The crypto market witnessed a powerful short squeeze in the last hours, with over $50 million in Bitcoin shorts liquidated, underscoring intense volatility and a surge in bullish momentum.
What happened: sudden push & forced exits
On July 10, reports from Watcher.Guru and CryptoPotato confirmed that more than $50 million in short positions were wiped out in just the past few hours.
This followed Bitcoin’s rapid move from around $110,000 to over $113,500, driven by fresh ETF inflows and a retreating U.S. dollar.
- Over a 24-hour window, total short liquidations topped $472 million, with $50 million concentrated in the last hours, sparking cascading stops.
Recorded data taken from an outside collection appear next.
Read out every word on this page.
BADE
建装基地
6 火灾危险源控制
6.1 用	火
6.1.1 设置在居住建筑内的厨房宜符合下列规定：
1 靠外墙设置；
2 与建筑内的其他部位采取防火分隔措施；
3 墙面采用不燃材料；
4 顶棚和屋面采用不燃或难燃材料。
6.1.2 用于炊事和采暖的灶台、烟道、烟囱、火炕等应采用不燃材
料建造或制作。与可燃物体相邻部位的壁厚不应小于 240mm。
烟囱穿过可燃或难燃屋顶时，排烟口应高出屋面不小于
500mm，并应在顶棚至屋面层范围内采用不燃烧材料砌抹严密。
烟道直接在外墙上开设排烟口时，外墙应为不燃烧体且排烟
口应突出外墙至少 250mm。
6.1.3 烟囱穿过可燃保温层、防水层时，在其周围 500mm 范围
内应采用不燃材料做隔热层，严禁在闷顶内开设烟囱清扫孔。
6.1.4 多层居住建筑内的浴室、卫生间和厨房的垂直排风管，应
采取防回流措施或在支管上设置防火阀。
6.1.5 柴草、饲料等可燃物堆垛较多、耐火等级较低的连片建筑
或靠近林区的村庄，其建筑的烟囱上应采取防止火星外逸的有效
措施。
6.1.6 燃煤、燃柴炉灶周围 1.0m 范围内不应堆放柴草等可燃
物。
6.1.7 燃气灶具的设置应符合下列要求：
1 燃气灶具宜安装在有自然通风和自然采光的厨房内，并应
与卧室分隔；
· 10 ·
Market pulse: crypto rallies alongside altcoins
- Ethereum, Solana and other altcoins tracked higher, lifted by renewed trader demand.
- Spot Bitcoin ETFs have now amassed over $50 billion, fueling continued buying pressure even as macro headwinds loom.
Why it matters: leverage & fragility
- A short squeeze forces traders betting against Bitcoin to close positions, often driving prices even higher in a feedback loop.
- Such concentrated liquidations highlight how high leverage and crowded trades can amplify swings, posing risks for both retail and institutional players.
- Eyes remain on the Federal Reserve and upcoming inflation data that could shift global risk appetite.
What’s next?
- If spot ETF demand holds, Bitcoin could test higher bands—but these same flows can reverse quickly if sentiment changes.
- Traders should brace for sharp pullbacks, typical after aggressive squeezes in leveraged markets.
Is this the start of a sustainable climb, or just another flash rally in crypto’s turbulent cycle? The next sessions will reveal the market’s conviction.